UU No. 26 Tahun 2007 yang diterbitkan pada tanggal 26 April 2007 mengamanatkan agar setiap provinsi di Indonesia menyusun atau menyesuaikan Peraturan Daerah (Perda) Rencana Tata Ruang Wilayah Provinsi (RTRWP)-nya selambat-lambatnya dalam kurun waktu 2 (dua) tahun sejak Undang-Undang ini diberlakukan , dan agar setiap kabupaten/kota menyusun atau menyesuaikan Perda Rencana Tata Ruang Wilayah Kabupaten/Kota (RTRWK/K)-nya selambat-lambatnya dalam kurun waktu 3 (tiga) tahun . Makna menyesuaikan disini adalah menyesuaikan dengan amanat dan muatan yang terdapat dalam UU No. 26 Tahun 2007 maupun PP No. 26 Tahun 2008, karena adanya beberapa perbedaan antara UU dan PP ini dengan yang sebelumnya, yaitu UU No. 24 Tahun 1992 dan PP No. 47 Tahun 1997. Rencana tata ruang diamanatkan untuk disusun secara hirarkis dari tingkat nasional (RTRWN), provinsi dan kabupaten/kota.

Dalam kenyataanya baru sedikti provinsi yang sudah mengeluarkan perda tentang tata ruang tersebut. Keharusan pemerintah provinsi dan kabupaten untuk menyusun perda tentang rencana tata ruang dan wilayah (RTRW) itu diamanatkan oleh Undang-undang No 26/2007. Hal yang juga ditegaskan dalam Instruksi Presiden No 1/2010 tentang Prioritas Pembangunan Nasional.

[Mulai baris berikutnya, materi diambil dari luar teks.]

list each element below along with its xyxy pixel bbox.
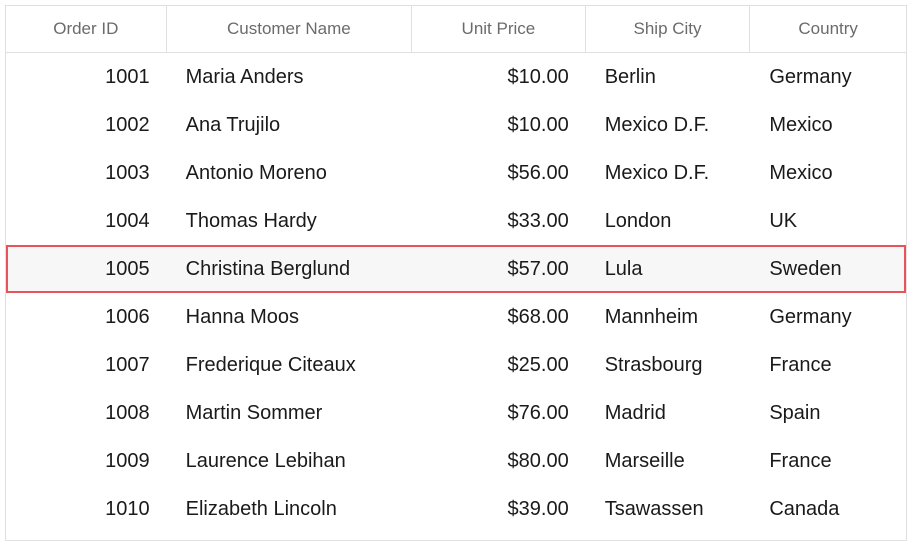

Pentingnya koordinasi atau sinkronisasi dengan UU lainnya, karena menyangkut pengaturan aspek lainnya misalnya UU tentang kehutanan dan pertambangan, dapat mempercepat proses pembuatan perda – perda terkait Penataan Ruang dan untuk pengoptimalan integrasi dengan SPPN, tentu saja diperlukan campur tangan Gubernur sebagaimana disebut diatas. Gubernur juga diharapkan dapat memainkan peran penting dalam pemberian dana alokasi khusus dan umum yang akan diberikan kepada Daerah Kabupaten dan Kota.